Can Natural Gas Deliver the Goods to Obama’s Carbon Policy?
The success of President Obama’s new plans for reducing carbon emissions from power plants will rest heavily on the natural gas industry. The key building block of that plan is to ramp up the use of natural gas. Before the shale gas revolution natural gas prices were a good deal higher than they are today. But shale gas and the fracking that made it possible have reduced gas prices, inducing a frenzy of gas generator purchases and increased generation from existing gas plants. This has driven down electricity prices as well. In the process, electricity from coal has been disadvantaged. In principle, cheap gas could also hurt renewable electricity, but in many states renewables’ share of the power mix is protected (and increasing) due to portfolio standards.
With the new plan, the demand for natural gas will increase even more. In the old days this would have led to big increases in costs and prices to bring that gas to market. But the shale gas revolution has changed all that. The fact that companies can put multiple wells on a given well pad very rapidly and are drilling into very rich and productive rock means that even a small increase in the price of natural gas brings forth a lot of new supply. Indeed the pace of technological change has been very high, further reducing production costs and holding prices down. Even with low prices there is so much gas that pipeline capacity is inadequate to get the gas to market resulting in shut in capacity. This will be remedied soon. An estimate we made of the costs of a plan with similar stringency to Obama’s shows that the natural gas revolution can shave a $ billion off of the plan’s cost.
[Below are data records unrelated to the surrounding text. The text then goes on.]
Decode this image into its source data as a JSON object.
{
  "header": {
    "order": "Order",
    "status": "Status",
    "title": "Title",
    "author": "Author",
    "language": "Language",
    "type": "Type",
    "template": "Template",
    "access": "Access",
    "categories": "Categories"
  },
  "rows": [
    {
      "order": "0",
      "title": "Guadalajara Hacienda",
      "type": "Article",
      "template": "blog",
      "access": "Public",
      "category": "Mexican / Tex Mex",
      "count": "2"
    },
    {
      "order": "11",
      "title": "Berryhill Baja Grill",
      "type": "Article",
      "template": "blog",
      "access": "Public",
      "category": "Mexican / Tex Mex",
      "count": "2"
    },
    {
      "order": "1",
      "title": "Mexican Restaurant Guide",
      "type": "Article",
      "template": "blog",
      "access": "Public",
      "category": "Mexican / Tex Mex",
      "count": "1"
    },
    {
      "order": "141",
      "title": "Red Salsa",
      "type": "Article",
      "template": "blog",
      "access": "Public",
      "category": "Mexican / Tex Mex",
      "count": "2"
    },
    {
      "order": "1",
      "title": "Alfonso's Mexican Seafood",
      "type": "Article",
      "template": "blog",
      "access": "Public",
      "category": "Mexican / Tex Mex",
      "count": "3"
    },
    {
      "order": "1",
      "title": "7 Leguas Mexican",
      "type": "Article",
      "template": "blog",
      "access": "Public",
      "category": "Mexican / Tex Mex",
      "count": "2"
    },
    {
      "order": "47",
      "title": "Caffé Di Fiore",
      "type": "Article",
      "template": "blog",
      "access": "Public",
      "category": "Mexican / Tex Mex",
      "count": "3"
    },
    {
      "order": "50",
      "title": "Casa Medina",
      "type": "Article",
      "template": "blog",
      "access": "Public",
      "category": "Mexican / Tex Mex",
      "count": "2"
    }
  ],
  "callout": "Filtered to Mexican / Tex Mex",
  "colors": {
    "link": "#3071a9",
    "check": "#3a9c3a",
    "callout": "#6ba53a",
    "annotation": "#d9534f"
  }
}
Still, just how responsive supply will be to big increases in demand is not well understood. With plans to export lots of liquid natural gas, to use natural gas (as both a fuel and chemical feedstock) to drive a manufacturing renaissance and even to use it as a transportation fuel, the extent to which gas costs will rise is uncertain. That creates parallel uncertainty over the future price of electricity.
An even bigger concern is with natural gas as a powerful greenhouse gas. We can’t very well promote natural gas as a major building block to CO2 reductions when leaky gas (termed fugitive methane) could reverse those gains. Thus it is imperative that the industry get their leaks down or conclusively demonstrate they are already low enough.